In this case, again it's not important because in our timeline X11 is old, you might proxy the clipboard feature, with a trusted and untrusted connection, the untrusted connection needs to be careful because it's exposed to arbitrary nastiness from potentially hostile untrusted clipboard-using software - the trusted one talks to everybody else. So an example is you might decide to sanitize text, strip out invisible control characters, and exclude "rich" text formats that might conceal attacks. Or you might allow some images but only after previewing them and constraining their properties, no 18GB GIFs please, yes it's technically possible to encode a huge truecolor image as a single GIF no I don't want that in my clipboard.
Is this something we should try to implement? Probably not, but in a world where people try to kite surf across the English channel it's nowhere close to the craziest hobby.
eqvinox
> Keep in mind that X11 is a protocol, so the client might not be running as your user on your local machine, it could be a dedicated machine that's only running the client.
For an X server to be network exposed, you first have to either SSH forward it or remove the nowadays-default "-nolisten TCP", and then either get the xauth secret or have the user do 'xhost +'.
At that point I'm gonna say the attacker earned their keylogger access.
And you or your distro might consider patching out the TCP variant.
anthk
..... guix shell --container
it's great for this.
farkin88
X11's SECURITY extension was its long-forgotten stab at sandboxing: flip a bit and every client is either trusted or untrusted. It does kill trivial key-logging, but it also breaks the clipboard, disables GLX and makes various apps fall over, leaving the desktop unusable while Firefox somehow works just fine. A cool reminder that X11 could've had proper sandboxing 25 years ago, but the UX cost sank it and Wayland is the lifeboat now.
zzo38computer
I think a proxy server might be a better way to handle security, than the way it is done as described in this article. (On a computer, the security will need to consider more than only the X server, but that will be one part of it.)
eqvinox
> It's widely known that X11 has a problem with, for example, keyloggers. The issue is not that keyloggers are possible through security holes -- but keyloggers are trivial on X11, as they are part of normal operation and don't require exploits. It is one of the reasons why people push for Wayland.
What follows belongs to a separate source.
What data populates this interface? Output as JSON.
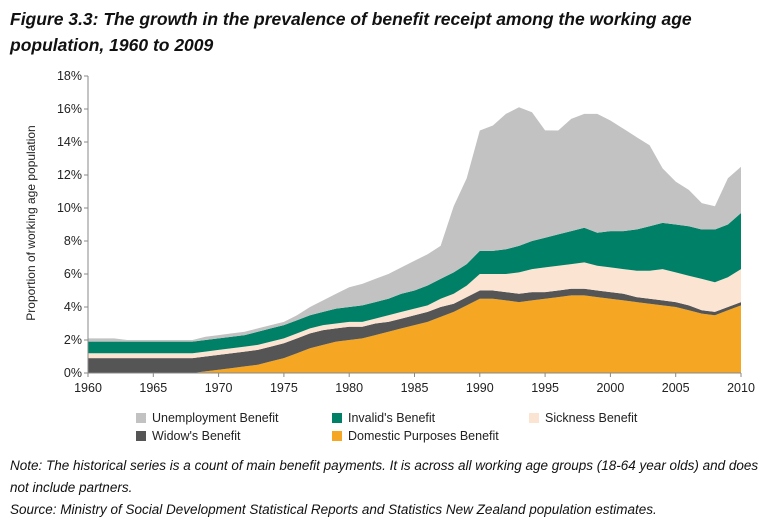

Sorry, but did I miss news about a keylogger epidemic? On Linux?
In all seriousness, is this solving an actual problem or an imagined one?
And even assuming a 'Yes': A problem that isn't better solved elsewhere? How did the keylogger get access to the system and its desktop session? What else does it have access to?
anthk
'xev'
> What does it protect against?
Unless you're doing SELinux or using some tool like firejail, absolutely nothing?
The average desktop is completely insecure, regardless of the display protocol. If a program is running as your user it's already game over: it can do whatever it likes. For example, I can simply change your shell profile to add an LD_PRELOAD shim, hook some libc syscall wrapper and run arbitrary code in any user process. There's no need to log key presses.